Let us help you share your story with a custom logo or designed apparel by using screen printing. Screen printing is a centuries old traditional method of transferring inks and designs on to a designated surface, most typically a shirt, through a woven mesh stencil.
Each color used in the design is printed separately with its own screen. This means a design must first be broken down into different layers by color. Next, a woven screen stencil is used to apply a single color of ink at a time; one stencil per color used in the shirt’s design.The ink is pulled across the stencil using a blade or foam tool, producing a single layer of the design with full, saturated color. The item is than dried in large dryer tunnels to seal the ink.
Best Uses for Screen Printing:
- Large Events & Races
- Retail Sales
- Quantity 144 - 10,000
It is long lasting. Due to the thickness and complexity of the inks used in screen printing, designs placed with this method can endure far more stress than other methods without losing the quality of the print.
It is good for large quantity orders and is cost effective. This method requires individual screens for every color used in an artwork and it is best used for large orders. It is great for when clients need to place big orders and want to save money. The cost will go down with the more garments placed in an order.

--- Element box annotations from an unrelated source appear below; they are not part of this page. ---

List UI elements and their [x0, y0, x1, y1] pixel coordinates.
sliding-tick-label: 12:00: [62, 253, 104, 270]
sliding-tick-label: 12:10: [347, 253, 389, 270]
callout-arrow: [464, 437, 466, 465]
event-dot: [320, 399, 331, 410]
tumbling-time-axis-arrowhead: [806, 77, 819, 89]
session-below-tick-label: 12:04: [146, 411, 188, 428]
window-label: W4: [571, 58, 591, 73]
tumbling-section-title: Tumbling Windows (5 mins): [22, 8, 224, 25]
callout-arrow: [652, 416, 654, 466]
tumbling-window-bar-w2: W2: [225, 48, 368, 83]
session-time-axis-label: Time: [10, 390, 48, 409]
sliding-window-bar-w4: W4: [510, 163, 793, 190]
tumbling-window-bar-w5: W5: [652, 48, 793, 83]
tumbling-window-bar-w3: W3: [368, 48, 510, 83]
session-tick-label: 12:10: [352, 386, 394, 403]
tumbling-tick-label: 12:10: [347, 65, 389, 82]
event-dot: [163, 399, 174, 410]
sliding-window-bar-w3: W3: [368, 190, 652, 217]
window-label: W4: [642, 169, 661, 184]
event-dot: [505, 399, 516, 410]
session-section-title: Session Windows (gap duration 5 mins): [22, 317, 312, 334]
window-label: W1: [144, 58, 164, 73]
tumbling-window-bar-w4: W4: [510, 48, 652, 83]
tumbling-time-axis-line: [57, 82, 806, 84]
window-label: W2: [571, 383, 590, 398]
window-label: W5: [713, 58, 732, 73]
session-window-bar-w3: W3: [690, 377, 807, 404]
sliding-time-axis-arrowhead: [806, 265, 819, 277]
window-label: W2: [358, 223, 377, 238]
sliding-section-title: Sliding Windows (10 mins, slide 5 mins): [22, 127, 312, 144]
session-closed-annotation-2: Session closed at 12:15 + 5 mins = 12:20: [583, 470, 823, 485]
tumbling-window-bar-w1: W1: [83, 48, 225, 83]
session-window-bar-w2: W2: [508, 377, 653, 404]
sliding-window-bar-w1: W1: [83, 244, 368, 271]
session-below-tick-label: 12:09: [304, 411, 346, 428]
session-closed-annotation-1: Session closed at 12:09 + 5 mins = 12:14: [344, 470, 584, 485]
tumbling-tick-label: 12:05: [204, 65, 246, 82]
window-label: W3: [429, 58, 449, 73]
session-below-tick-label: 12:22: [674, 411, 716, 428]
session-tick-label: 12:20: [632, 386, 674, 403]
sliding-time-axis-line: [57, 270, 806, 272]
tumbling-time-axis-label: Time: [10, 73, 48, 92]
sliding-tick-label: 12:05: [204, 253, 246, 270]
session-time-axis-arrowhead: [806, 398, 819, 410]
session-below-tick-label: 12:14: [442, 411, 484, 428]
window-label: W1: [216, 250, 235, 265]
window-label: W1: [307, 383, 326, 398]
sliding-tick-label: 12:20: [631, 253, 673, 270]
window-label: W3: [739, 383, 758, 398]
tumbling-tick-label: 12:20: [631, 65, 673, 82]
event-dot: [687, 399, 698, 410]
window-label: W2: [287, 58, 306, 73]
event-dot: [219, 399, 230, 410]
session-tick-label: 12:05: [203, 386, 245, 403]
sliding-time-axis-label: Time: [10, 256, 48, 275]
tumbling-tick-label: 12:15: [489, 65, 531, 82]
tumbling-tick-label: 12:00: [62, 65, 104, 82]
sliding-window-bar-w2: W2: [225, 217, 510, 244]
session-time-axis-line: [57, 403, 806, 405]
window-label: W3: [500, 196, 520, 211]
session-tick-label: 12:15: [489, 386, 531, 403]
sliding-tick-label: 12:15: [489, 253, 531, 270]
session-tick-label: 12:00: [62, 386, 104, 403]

It leaves a great finish and vibrant colors. Screen printing results are hard to replicate by other printing techniques. It leaves a satisfying look and hand feel to the apparel it is printed on.
It is not practical for small orders. Screen printing takes a lot of preparation before the process begins. This method is not the best for “on-demand” and quick printing orders.
Better for less colors. The more colors that are needed the more expensive the cost becomes. A custom screen is needed for each color of a design and can complicate the process and make it more expensive. It is best to keep designs simple using as few tones as possible.
It is not the best for the environment. Even with advances in technology and improvements to the technique and inks used, screen printing uses a lot of water inefficiently. Water is used to mix up inks and clean the screens, so making a lot of shirts in this method adds up to a lot of water wasted.